La transplantation d’îlots de Langerhans réservée à un trop petit nombre de malades
En 2020, la Haute Autorité de Santé (HAS) a donné son accord pour la transplantation d’îlots de Langerhans – des cellules du pancréas – capables de produire de l’insuline chez les personnes diabétiques de type 1 dont la maladie est fortement déséquilibrée. Avec le faible recul dont nous disposons, cette technologie permet de normaliser la glycémie et de prévenir les hypoglycémies sévères. Cependant, le nombre considérable d’îlots de Langerhans nécessaires pour une transplantation, ainsi que les conséquences sur la santé de l’individu (hypertension artérielle, risques cardiovasculaires, infections…) et le risque de destruction du greffon due à l’immunosuppression à vie en font une technologie qui restera confidentielle.
Une microencapsulation d’îlots de Langerhans
Les recherches se sont donc orientées vers la création d’un pancréas « bio-artificiel », en utilisant notamment des cellules souches d’îlots de Langherans. L’idée étant de protéger individuellement ces cellules en les encapsulant. Les premières études de microencapsulation ayant permis un contrôle glycémique insuffisant, c’est ainsi qu’est née l’idée d’une encapsulation au sein d’un microenvironnement, c’est-à-dire l’enrichissement de la capsule avec une matrice extracellulaire, généralement un hydrogel dérivé du pancréas humain et d’autres composés nécessaires à la survie de la cellule.

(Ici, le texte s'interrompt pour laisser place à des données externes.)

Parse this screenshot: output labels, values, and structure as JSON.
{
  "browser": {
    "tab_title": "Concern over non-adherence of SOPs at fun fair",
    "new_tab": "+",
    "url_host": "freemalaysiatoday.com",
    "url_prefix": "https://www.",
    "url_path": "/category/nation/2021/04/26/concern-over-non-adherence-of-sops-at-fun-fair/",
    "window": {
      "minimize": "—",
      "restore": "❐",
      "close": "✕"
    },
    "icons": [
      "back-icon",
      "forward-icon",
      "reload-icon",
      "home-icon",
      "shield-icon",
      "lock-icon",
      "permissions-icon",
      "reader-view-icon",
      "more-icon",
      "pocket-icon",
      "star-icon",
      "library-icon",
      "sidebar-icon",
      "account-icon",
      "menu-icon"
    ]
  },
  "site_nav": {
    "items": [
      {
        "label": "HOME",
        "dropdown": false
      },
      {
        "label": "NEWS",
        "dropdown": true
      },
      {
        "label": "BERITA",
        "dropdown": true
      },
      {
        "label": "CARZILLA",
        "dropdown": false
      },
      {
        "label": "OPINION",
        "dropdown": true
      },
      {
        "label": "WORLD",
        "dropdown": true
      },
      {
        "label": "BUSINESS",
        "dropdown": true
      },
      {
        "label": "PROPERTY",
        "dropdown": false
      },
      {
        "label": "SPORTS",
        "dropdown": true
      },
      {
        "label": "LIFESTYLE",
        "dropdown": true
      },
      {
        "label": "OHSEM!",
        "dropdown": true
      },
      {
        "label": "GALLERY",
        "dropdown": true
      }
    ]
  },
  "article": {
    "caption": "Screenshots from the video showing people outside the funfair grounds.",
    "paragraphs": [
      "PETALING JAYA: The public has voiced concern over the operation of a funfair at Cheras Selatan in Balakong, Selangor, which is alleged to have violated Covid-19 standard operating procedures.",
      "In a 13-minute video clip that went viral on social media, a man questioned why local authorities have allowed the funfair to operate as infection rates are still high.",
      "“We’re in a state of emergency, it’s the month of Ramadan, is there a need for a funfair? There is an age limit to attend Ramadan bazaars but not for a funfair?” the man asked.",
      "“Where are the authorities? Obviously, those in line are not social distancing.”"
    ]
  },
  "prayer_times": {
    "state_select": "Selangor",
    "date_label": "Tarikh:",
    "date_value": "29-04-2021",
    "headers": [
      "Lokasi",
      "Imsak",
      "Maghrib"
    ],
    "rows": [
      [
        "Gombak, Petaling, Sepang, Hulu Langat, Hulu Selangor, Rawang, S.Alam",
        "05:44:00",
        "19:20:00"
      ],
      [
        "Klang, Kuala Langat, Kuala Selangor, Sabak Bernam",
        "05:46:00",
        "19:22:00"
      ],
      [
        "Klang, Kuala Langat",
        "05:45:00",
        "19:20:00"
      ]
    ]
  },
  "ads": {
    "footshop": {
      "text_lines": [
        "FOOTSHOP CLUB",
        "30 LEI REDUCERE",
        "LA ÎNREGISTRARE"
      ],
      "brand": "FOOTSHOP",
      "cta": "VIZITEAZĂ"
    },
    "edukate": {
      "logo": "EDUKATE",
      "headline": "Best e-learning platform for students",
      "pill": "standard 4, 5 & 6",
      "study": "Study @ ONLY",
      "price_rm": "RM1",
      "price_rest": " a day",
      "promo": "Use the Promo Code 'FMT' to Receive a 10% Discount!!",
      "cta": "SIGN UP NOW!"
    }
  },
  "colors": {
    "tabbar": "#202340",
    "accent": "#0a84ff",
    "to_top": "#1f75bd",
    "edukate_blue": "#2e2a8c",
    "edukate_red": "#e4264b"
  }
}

Chez la souris, des essais ont démontré une amélioration de la glycémie. Au fil des années, les microcapsules ont été revêtues de certains composés permettant d’oxygéner le milieu, mais aussi d’éviter la fibrose (formation excessive de tissu cicatriciel) autour de la capsule et de la protéger contre des composés pro-inflammatoires (cytokines). Ainsi, les cellules d’îlots microencapsulées bénéficient d’un apport continu en oxygène, ce qui favorise leur survie.
« Les résultats les plus récents de ces essais sont prometteurs, avec une réduction de l’activation des macrophages (cellules immunitaires essentielles du système immunitaire, ndlr) et de la production de cytokines, commentait le Pr Sandrine Lablanche (Clinique d’Endocrinologie, Diabétologie et Maladies Métaboliques, CHU Grenoble Alpes) au congrès 2024 de la Société francophone du diabète. De plus, l’ajout de composés organiques (particules perfluorées), qui ont une grande affinité pour l’oxygène, a amélioré la survie des cellules d’îlots, avec une meilleure sécrétion d’insuline lors des tests de réponse au glucose sur ces îlots microencapsulés. »

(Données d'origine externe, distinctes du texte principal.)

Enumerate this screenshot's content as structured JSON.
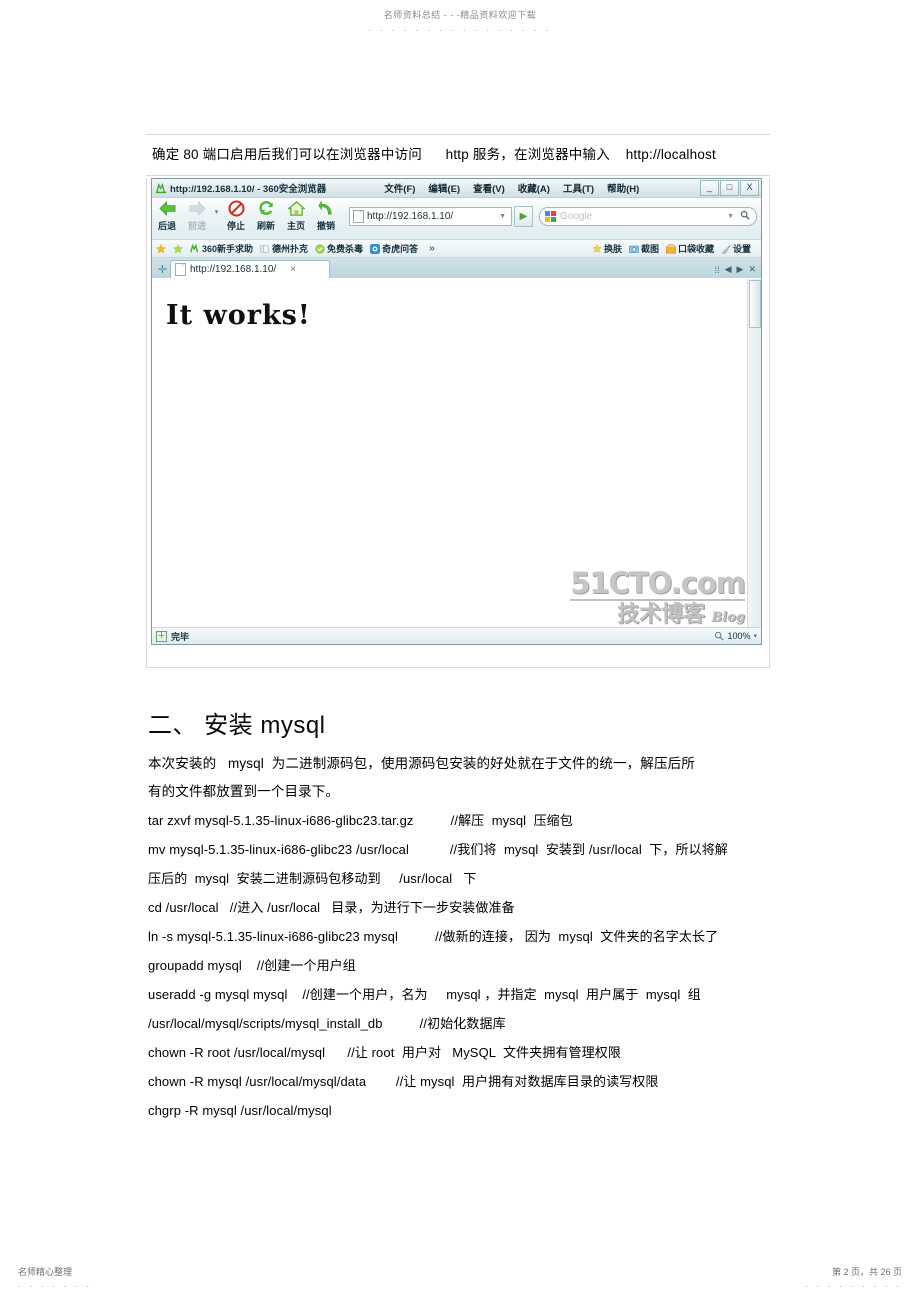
{
  "page_header": {
    "watermark": "名师资料总结 - - -精品资料欢迎下载",
    "dots": ". . . . . . . . . . . . . . . ."
  },
  "intro": {
    "line": "确定 80 端口启用后我们可以在浏览器中访问      http 服务，在浏览器中输入    http://localhost"
  },
  "browser": {
    "window_title": "http://192.168.1.10/ - 360安全浏览器",
    "menus": [
      "文件(F)",
      "编辑(E)",
      "查看(V)",
      "收藏(A)",
      "工具(T)",
      "帮助(H)"
    ],
    "window_buttons": {
      "minimize": "_",
      "maximize": "□",
      "close": "X"
    },
    "nav_buttons": [
      {
        "label": "后退",
        "icon": "back-arrow-icon",
        "enabled": true
      },
      {
        "label": "前进",
        "icon": "forward-arrow-icon",
        "enabled": false
      },
      {
        "label": "停止",
        "icon": "stop-icon",
        "enabled": true
      },
      {
        "label": "刷新",
        "icon": "refresh-icon",
        "enabled": true
      },
      {
        "label": "主页",
        "icon": "home-icon",
        "enabled": true
      },
      {
        "label": "撤销",
        "icon": "undo-icon",
        "enabled": true
      }
    ],
    "address_bar": {
      "value": "http://192.168.1.10/",
      "dropdown": "▼",
      "go": "▶"
    },
    "search_box": {
      "placeholder": "Google",
      "dropdown": "▼",
      "magnifier": "🔍"
    },
    "bookmarks": [
      {
        "label": "",
        "icon": "star-gold-icon"
      },
      {
        "label": "",
        "icon": "star-green-icon"
      },
      {
        "label": "360新手求助",
        "icon": "360-icon"
      },
      {
        "label": "德州扑克",
        "icon": "poker-icon"
      },
      {
        "label": "免费杀毒",
        "icon": "antivirus-icon"
      },
      {
        "label": "奇虎问答",
        "icon": "qihoo-icon"
      }
    ],
    "bookmarks_overflow": "»",
    "bookmarks_right": [
      {
        "label": "换肤",
        "icon": "skin-icon"
      },
      {
        "label": "截图",
        "icon": "screenshot-icon"
      },
      {
        "label": "口袋收藏",
        "icon": "pocket-icon"
      },
      {
        "label": "设置",
        "icon": "settings-icon"
      }
    ],
    "tab": {
      "title": "http://192.168.1.10/",
      "close": "×",
      "new_tab": "✛"
    },
    "tab_controls": [
      "⁞⁞",
      "◀",
      "▶",
      "✕"
    ],
    "page_content": "It works!",
    "watermark": {
      "main": "51CTO.com",
      "sub": "技术博客",
      "blog": "Blog"
    },
    "status": {
      "text": "完毕",
      "icon": "page-done-icon",
      "zoom": "100%",
      "zoom_caret": "▾"
    }
  },
  "section": {
    "title": "二、 安装 mysql",
    "paragraph": "本次安装的   mysql  为二进制源码包，使用源码包安装的好处就在于文件的统一，解压后所\n有的文件都放置到一个目录下。",
    "commands": [
      "tar zxvf mysql-5.1.35-linux-i686-glibc23.tar.gz          //解压  mysql  压缩包",
      "mv mysql-5.1.35-linux-i686-glibc23 /usr/local           //我们将  mysql  安装到 /usr/local  下，所以将解\n压后的  mysql  安装二进制源码包移动到     /usr/local   下",
      "cd /usr/local   //进入 /usr/local   目录，为进行下一步安装做准备",
      "ln -s mysql-5.1.35-linux-i686-glibc23 mysql          //做新的连接， 因为  mysql  文件夹的名字太长了",
      "groupadd mysql    //创建一个用户组",
      "useradd -g mysql mysql    //创建一个用户，名为     mysql ，并指定  mysql  用户属于  mysql  组",
      "/usr/local/mysql/scripts/mysql_install_db          //初始化数据库",
      "chown -R root /usr/local/mysql      //让 root  用户对   MySQL  文件夹拥有管理权限",
      "chown -R mysql /usr/local/mysql/data        //让 mysql  用户拥有对数据库目录的读写权限",
      "chgrp -R mysql /usr/local/mysql"
    ]
  },
  "page_footer": {
    "left": "名师精心整理",
    "left_dots": ". . . . . . .",
    "right": "第 2 页，共 26 页",
    "right_dots": ". . . . . . . . ."
  }
}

Après la micro, la nanoencapsulation
Récemment, d’autres technologies ont été testées, notamment la nanoencapsulation, au moyen d’une couche protectrice déposée au contact même de l’îlot de Langerhans afin de le protéger. Cette couche est composée de facteurs qui empêchent la vascularisation autour de l’îlot, avec l’ajout de composés immunomodulateurs pour prévenir le rejet, entre autres. Des expériences in vitro et in vivo ont été menées avec des îlots pancréatiques humains isolés revêtus d’une nanoencapsulation multicouche. Ils ont pu maintenir une sécrétion d’insuline lors de tests de stimulation avec du glucose, tout en protégeant les cellules de la toxicité environnante.

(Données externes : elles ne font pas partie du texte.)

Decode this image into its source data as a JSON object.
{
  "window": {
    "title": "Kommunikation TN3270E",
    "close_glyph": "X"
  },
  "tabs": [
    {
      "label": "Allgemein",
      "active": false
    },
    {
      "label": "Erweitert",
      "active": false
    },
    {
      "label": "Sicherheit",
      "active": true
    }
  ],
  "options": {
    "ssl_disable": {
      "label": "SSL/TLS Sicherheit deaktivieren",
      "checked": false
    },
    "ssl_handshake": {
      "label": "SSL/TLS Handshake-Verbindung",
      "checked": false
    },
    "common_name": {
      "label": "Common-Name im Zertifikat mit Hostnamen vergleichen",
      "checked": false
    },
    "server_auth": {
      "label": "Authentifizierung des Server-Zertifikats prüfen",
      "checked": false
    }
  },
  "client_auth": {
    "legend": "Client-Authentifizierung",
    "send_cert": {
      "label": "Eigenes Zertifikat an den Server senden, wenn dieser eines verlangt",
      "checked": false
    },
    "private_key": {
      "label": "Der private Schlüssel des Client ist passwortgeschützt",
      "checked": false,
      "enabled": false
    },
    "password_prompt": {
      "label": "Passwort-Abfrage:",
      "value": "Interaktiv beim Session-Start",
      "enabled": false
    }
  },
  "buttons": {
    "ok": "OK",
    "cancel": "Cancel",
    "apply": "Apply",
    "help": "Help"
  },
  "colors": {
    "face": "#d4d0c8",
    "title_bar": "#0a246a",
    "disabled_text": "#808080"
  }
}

Un mini-pancréas bio-artificiel
Une autre technique sur laquelle tous les chercheurs ont les yeux rivés est la macro-encapsulation. Cette fois-ci les îlots de Langerhans (précisément des cellules souches embryonnaires : des progéniteurs pancréatiques) sont enfermés par paquets dans des « chambres » que l’on peut transplanter. Des pores ont été créés pour que le contenu en cellules soit vascularisé et une immunosuppression est prescrite pour éviter le rejet du greffon. A ce stade, cette technologie est testée chez une poignée de patients. Les premières données confirment que de l’insuline est effectivement sécrétée par le matériel implanté. Pour le Pr Lablanche, « certains dispositifs sont parvenus à des niveaux de maturité tel que l’on peut envisager les essais cliniques. » Les résultats sont attendus dans quelques mois.